# Hey Piratecat... Can I have my story back now?



## Wulf Ratbane (Sep 3, 2003)

If you mod me and unlock it, I promise I'll prune the thread...

I figure your lead on page views is safe by now, neh?

Wulf


----------



## Piratecat (Sep 3, 2003)

Wulf Ratbane said:
			
		

> If you mod me and unlock it, I promise I'll prune the thread...




I dunno. Did you do all the pushups you promised? And I note that my car is STILL unwashed.

Seriously, I'll have you modded in just a sec, and you can unlock it yourself, no problem. But for the love of god, DON'T delete the first post when cleaning it out; you do that and it's bye bye story hour.


----------



## Piratecat (Sep 3, 2003)

Yer set.

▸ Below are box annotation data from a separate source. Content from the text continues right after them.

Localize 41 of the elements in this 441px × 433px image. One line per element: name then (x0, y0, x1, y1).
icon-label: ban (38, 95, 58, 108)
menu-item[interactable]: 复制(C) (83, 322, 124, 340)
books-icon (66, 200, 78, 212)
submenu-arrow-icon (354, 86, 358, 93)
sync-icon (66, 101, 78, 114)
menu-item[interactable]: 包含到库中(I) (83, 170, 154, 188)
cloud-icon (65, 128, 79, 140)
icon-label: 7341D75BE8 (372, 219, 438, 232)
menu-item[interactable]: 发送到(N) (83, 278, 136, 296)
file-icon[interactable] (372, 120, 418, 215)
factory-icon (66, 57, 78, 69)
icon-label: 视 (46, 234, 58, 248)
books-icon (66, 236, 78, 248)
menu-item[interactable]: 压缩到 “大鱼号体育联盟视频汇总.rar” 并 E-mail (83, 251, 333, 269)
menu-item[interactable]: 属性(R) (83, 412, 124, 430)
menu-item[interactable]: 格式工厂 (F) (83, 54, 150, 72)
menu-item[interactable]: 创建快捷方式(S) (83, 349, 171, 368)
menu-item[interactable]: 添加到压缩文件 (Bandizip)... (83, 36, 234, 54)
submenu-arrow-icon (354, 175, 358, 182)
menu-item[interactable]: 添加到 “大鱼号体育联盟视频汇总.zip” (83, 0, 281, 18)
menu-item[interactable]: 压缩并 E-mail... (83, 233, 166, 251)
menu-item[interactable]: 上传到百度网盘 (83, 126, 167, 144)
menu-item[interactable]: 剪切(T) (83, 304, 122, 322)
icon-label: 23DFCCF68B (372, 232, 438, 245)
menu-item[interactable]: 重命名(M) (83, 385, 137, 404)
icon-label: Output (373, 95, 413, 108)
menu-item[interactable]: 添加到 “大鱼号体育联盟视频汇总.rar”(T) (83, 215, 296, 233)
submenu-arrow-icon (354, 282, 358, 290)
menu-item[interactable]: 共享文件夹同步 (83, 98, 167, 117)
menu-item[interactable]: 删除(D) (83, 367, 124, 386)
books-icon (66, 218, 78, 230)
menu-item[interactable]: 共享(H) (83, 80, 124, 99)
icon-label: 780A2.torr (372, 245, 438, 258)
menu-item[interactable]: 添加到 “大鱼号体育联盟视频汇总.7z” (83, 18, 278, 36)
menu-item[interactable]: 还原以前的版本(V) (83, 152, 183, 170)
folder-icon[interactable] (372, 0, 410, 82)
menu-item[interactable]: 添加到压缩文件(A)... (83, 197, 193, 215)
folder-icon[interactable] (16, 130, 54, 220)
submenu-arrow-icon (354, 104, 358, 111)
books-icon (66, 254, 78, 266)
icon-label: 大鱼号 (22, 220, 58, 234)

You can open the thread and clean away!


----------



## KidCthulhu (Sep 3, 2003)

And don't just sweep everything under the rug like last time!


----------



## Wulf Ratbane (Sep 3, 2003)

Piratecat said:
			
		

> Seriously, I'll have you modded in just a sec, and you can unlock it yourself, no problem. But for the love of god, DON'T delete the first post when cleaning it out; you do that and it's bye bye story hour.




Can I leave it locked while I prune it, or do I have to unlock it to delete posts?


----------



## Piratecat (Sep 3, 2003)

Wulf Ratbane said:
			
		

> Can I leave it locked while I prune it, or do I have to unlock it to delete posts?




You can prune it while it's locked, no problem.


----------



## Wulf Ratbane (Sep 3, 2003)

Piratecat said:
			
		

> You can prune it while it's locked, no problem.




Ok... I got a little bit done today but my link from work was S-L-O-W.


----------



## Piratecat (Sep 3, 2003)

Wulf Ratbane said:
			
		

> Ok... I got a little bit done today but my link from work was S-L-O-W.




No rush. Do it in the evenings, if you need to. Remember, Right click --> Open in New Window is your friend.


----------